Потом настали дни сбора винограда, и больше я про них не вспоминал. Но у меня на многое открылись глаза. Значит, Ирена и Сильвия такие же люди, как мы. Значит, стоит их только обидеть, и они сердятся, злятся, страдают, хотят того, чего у них нет. Значит, не всем господам одна цена, те, что поважней, побогаче, могут и не позвать к себе моих хозяек. Тут я призадумался: какие же в Нидо должны быть комнаты, какой сад подле этого старинного замка, раз уж Ирена и Сильвия умирают от желания туда попасть и ничего не могут добиться?

О Нидо мы знали только со слов Томмазино и кое-кого из прислуги, потому что весь тот склон холма был огорожен и река отделяла его от наших виноградников. Туда и охотникам ходу не было — висит дощечка с запретом. Если стать на дороге, пониже замка, и поднять голову, видны густые заросли диковинного бамбука. Томмазино рассказывал, что там парк, что аллеи вокруг дома усыпаны гравием, только помельче и побелей того, которым дорожный сторож весной посыпает шоссе. А угодья владельцев Нидо начинались сразу за замком, виноград и пшеница, пшеница и виноград, сыроварни, ореховые рощи, вишневые сады, миндаль, и так до самого Сан-Антонио и еще дальше, а в Канелли у них были свои рыбные садки с бетонными стенками, с цветниками по краям.

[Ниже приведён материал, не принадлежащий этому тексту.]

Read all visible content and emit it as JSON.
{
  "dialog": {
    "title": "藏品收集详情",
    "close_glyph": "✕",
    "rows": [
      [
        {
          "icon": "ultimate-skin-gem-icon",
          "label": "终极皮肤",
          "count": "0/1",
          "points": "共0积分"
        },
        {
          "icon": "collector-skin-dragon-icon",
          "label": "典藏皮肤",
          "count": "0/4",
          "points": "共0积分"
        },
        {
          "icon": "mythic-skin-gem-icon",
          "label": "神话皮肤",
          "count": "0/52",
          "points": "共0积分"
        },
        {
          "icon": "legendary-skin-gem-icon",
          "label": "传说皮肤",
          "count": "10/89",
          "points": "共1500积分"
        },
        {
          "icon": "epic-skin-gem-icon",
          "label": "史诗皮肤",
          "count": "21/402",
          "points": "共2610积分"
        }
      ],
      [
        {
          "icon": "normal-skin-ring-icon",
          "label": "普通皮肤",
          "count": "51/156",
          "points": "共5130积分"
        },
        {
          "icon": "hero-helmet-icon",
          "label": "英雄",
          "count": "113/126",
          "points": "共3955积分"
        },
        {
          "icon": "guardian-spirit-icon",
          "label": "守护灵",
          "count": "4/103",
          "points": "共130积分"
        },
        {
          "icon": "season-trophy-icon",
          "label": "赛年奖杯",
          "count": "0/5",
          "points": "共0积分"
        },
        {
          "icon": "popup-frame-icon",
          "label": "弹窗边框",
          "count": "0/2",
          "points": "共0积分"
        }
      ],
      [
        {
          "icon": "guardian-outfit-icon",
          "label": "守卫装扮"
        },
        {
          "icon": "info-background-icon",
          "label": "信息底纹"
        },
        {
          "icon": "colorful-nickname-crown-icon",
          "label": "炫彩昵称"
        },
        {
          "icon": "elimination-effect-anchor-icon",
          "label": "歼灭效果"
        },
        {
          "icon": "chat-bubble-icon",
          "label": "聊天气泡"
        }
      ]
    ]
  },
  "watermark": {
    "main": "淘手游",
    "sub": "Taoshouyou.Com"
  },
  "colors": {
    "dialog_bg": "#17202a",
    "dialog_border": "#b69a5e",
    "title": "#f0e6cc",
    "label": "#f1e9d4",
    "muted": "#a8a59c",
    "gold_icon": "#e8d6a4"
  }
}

Какие в Нидо цветы, я понял в прошлом году, когда Ирена и синьора Эльвира отправились туда вдвоем и вернулись вот с такими букетами — они казались красивей церковных витражей и праздничного облачения священника. В тот год на дороге в Канелли кое-кто видел и коляску самой старухи — хозяйки замка. Нуто ее видел и говорил, что кучер Моретто ни дать ни взять карабинер, при белом галстуке и в блестящей шляпе. К нам эта коляска не заезжала никогда, только как-то раз проехала мимо, по дороге на станцию. К мессе старуха тоже ездила в Канелли. А наши старики говорили, что в прежние времена, когда старухи здесь еще и не было, господа из Нидо не ходили слушать мессу в церковь: у них служба была на дому, держали своего священника, и тот каждый день служил мессу в особой комнате. Но это все в те времена, когда старуха была никому неизвестной девчонкой и крутила в Генуе любовь с сыном графа. Потом она стала хозяйкой всего, сын графа умер, умер и тот красавчик офицер, которого старуха женила на себе во Франции, и бог знает где поумирали их сыновья, а теперь седая старуха, всегда с желтым зонтиком, ездила в коляске в Канелли, держала при себе внуков, кормила их и поила. Но в те времена, когда жив был сын графа, и потом, когда жив был французский офицер, в Нидо по ночам горели огни, в Нидо был бесконечный праздник, и графиня, тогда еще молодая и свежая как роза, закатывала обеды, балы, приглашала гостей из Ниццы, из Алессандрии. Приезжали красивые женщины, офицеры, депутаты в колясках, запряженных парой лошадей, со своими слугами. Приезжали, играли в карты, ели мороженое, наслаждались жизнью.

вернуться

42

Оттого что я «уоп» (англ.). «Уоп» — презрительная кличка итальянцев в США.

вернуться

43

В любое время (англ.).

вернуться

44

Я проиграла битву (англ.).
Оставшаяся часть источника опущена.